An elderly couple dash through the busy traffic today to cross Carrow Road.

Traffic along the A147 Inner Ring Road along King Street (from Bracondale) and Carrow Road, over Carrow Bridge, is always busy yet vehicles and cyclists trying to leave the section of King Street from Rouen Road have a near impossible task in trying to safely exit the junction. The difficulty for drivers also puts pedestrians at grave risk, as they concentrate so intently on springing out into one of the few gaps in the busy traffic that they simply do not look out for pedestrians trying to cross. It is a particularly challenging junction for new or unconfident drivers trying to leave the city at busy times, causing long tailback queues that often stretch way back up Rouen Road.

Norfolk County Council know there is a serious problem with this junction, which might explain why in 1984 they purchased and demolished the solid and workmanlike public house on the corner of the junction, the Jolly Maltsters, in order to construct a roundabout at this key junction. Their neglect of this long overdue traffic measure is exceeded only by their shameful neglect of Carrow Bridge House, the historically important Harbourmaster’s house next to Carrow Bridge, now in such poor repair that the longstanding tenant will have to be re-housed. It is not unreasonable to expect that 33 years after demolishing the pub the improved safer junction should have been prioritised over some of the decorative accretions to other city streets.
Thirty-three long years of traffic chaos later the junction remains an unimproved, chaotic and dangerous mess. There is a petition pleading with the County Council to make this junction safer, here: http://bit.ly/2vN2Tda
The serious neglect of safety at this junction reflects unfavourably on the political mess behind traffic planning in Norwich. Funding and overall management of highways matters rests with the County Council, an authority that now, as for most of its life, consists of a single party majority of Conservative councillors not one of whom is elected by Norwich voters. Norwich City Council has an agency to carry out some works, but is seriously underfunded by Norfolk County Council and has to struggle to reflect local people’s priorities in managing the City’s traffic infrastructure. 

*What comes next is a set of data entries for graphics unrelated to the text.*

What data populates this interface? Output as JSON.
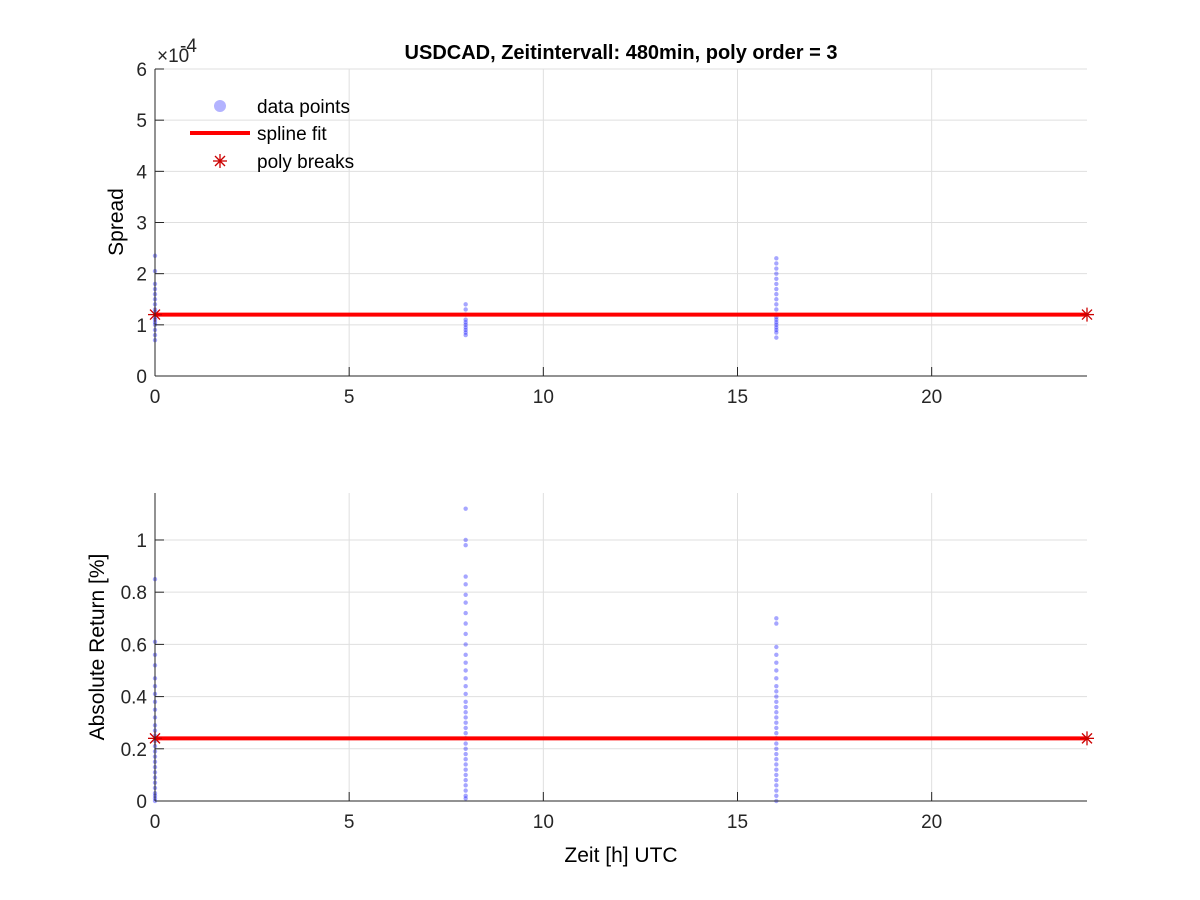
{
  "colors": {
    "background": "#ffffff",
    "grid": "#dfdfdf",
    "axis": "#262626",
    "points": "#0000ff",
    "fit": "#ff0000",
    "breaks": "#cc0000"
  },
  "chart_data": [
    {
      "type": "scatter",
      "title": "USDCAD, Zeitintervall: 480min, poly order = 3",
      "xlabel": "",
      "ylabel": "Spread",
      "exponent_label": "×10",
      "exponent_power": "-4",
      "xlim": [
        0,
        24
      ],
      "ylim": [
        0,
        6
      ],
      "xticks": [
        "0",
        "5",
        "10",
        "15",
        "20"
      ],
      "yticks": [
        "0",
        "1",
        "2",
        "3",
        "4",
        "5",
        "6"
      ],
      "grid": true,
      "legend": {
        "placement": "top-left",
        "entries": [
          "data points",
          "spline fit",
          "poly breaks"
        ]
      },
      "series": [
        {
          "name": "data points",
          "x": 0,
          "y": [
            0.7,
            0.8,
            0.9,
            1.0,
            1.05,
            1.1,
            1.15,
            1.2,
            1.25,
            1.3,
            1.4,
            1.5,
            1.6,
            1.7,
            1.8,
            2.05,
            2.35
          ]
        },
        {
          "name": "data points",
          "x": 8,
          "y": [
            0.8,
            0.85,
            0.9,
            0.95,
            1.0,
            1.05,
            1.1,
            1.2,
            1.3,
            1.4
          ]
        },
        {
          "name": "data points",
          "x": 16,
          "y": [
            0.75,
            0.85,
            0.9,
            0.95,
            1.0,
            1.05,
            1.1,
            1.15,
            1.2,
            1.3,
            1.4,
            1.5,
            1.6,
            1.7,
            1.8,
            1.9,
            2.0,
            2.1,
            2.2,
            2.3
          ]
        },
        {
          "name": "spline fit",
          "x": [
            0,
            24
          ],
          "y": [
            1.2,
            1.2
          ]
        },
        {
          "name": "poly breaks",
          "x": [
            0,
            24
          ],
          "y": [
            1.2,
            1.2
          ]
        }
      ]
    },
    {
      "type": "scatter",
      "title": "",
      "xlabel": "Zeit [h] UTC",
      "ylabel": "Absolute Return [%]",
      "xlim": [
        0,
        24
      ],
      "ylim": [
        0,
        1.18
      ],
      "xticks": [
        "0",
        "5",
        "10",
        "15",
        "20"
      ],
      "yticks": [
        "0",
        "0.2",
        "0.4",
        "0.6",
        "0.8",
        "1"
      ],
      "grid": true,
      "series": [
        {
          "name": "data points",
          "x": 0,
          "y": [
            0.0,
            0.01,
            0.02,
            0.03,
            0.05,
            0.07,
            0.09,
            0.11,
            0.13,
            0.15,
            0.17,
            0.19,
            0.21,
            0.23,
            0.25,
            0.27,
            0.29,
            0.32,
            0.35,
            0.38,
            0.41,
            0.44,
            0.47,
            0.52,
            0.56,
            0.61,
            0.85
          ]
        },
        {
          "name": "data points",
          "x": 8,
          "y": [
            0.01,
            0.02,
            0.04,
            0.06,
            0.08,
            0.1,
            0.12,
            0.14,
            0.16,
            0.18,
            0.2,
            0.22,
            0.24,
            0.26,
            0.28,
            0.3,
            0.32,
            0.34,
            0.36,
            0.38,
            0.41,
            0.44,
            0.47,
            0.5,
            0.53,
            0.56,
            0.6,
            0.64,
            0.68,
            0.72,
            0.76,
            0.79,
            0.83,
            0.86,
            0.98,
            1.0,
            1.12
          ]
        },
        {
          "name": "data points",
          "x": 16,
          "y": [
            0.0,
            0.02,
            0.04,
            0.06,
            0.08,
            0.1,
            0.12,
            0.14,
            0.16,
            0.18,
            0.2,
            0.22,
            0.24,
            0.26,
            0.28,
            0.3,
            0.32,
            0.34,
            0.36,
            0.38,
            0.4,
            0.42,
            0.44,
            0.47,
            0.5,
            0.53,
            0.56,
            0.59,
            0.68,
            0.7
          ]
        },
        {
          "name": "spline fit",
          "x": [
            0,
            24
          ],
          "y": [
            0.24,
            0.24
          ]
        },
        {
          "name": "poly breaks",
          "x": [
            0,
            24
          ],
          "y": [
            0.24,
            0.24
          ]
        }
      ]
    }
  ]
}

The former Jolly Maltsters pub – photo from George Plunkett collection, used with the kind permission of the collection archive.

One immediately obvious sign of the failure of this arrangement can be seen in the current ‘chips and tar’ wave of resurfacing roads within the city centre. The County Council boasted of spending £10.4million on this ‘surface dressing’ in an April press release. Whilst this technology might be adequate for a bumpkin back lane that sees two tractors a day maximum it is profoundly unsuitable for busy city centre roads. It does nothing to address the damage from years of neglect, creates mountains of dangerous stone chips and fails completely in some applications. The stretch of Colegate between Duke Street and Coslany Street shows just how bad this technique is, with a far worse road surface, particularly for cyclists, than existed previously.

We regularly receive council communications full of blandishments about the health benefits and environmental advantage of cycling, but the reality is that too many of our city roads are increasingly hazardous, uncomfortable and dangerous for cyclists. We also expect our highway planners to address known safety and congestion locations, and the junction of King Street and Carrow Road must be one of the worst. Norwich deserves better.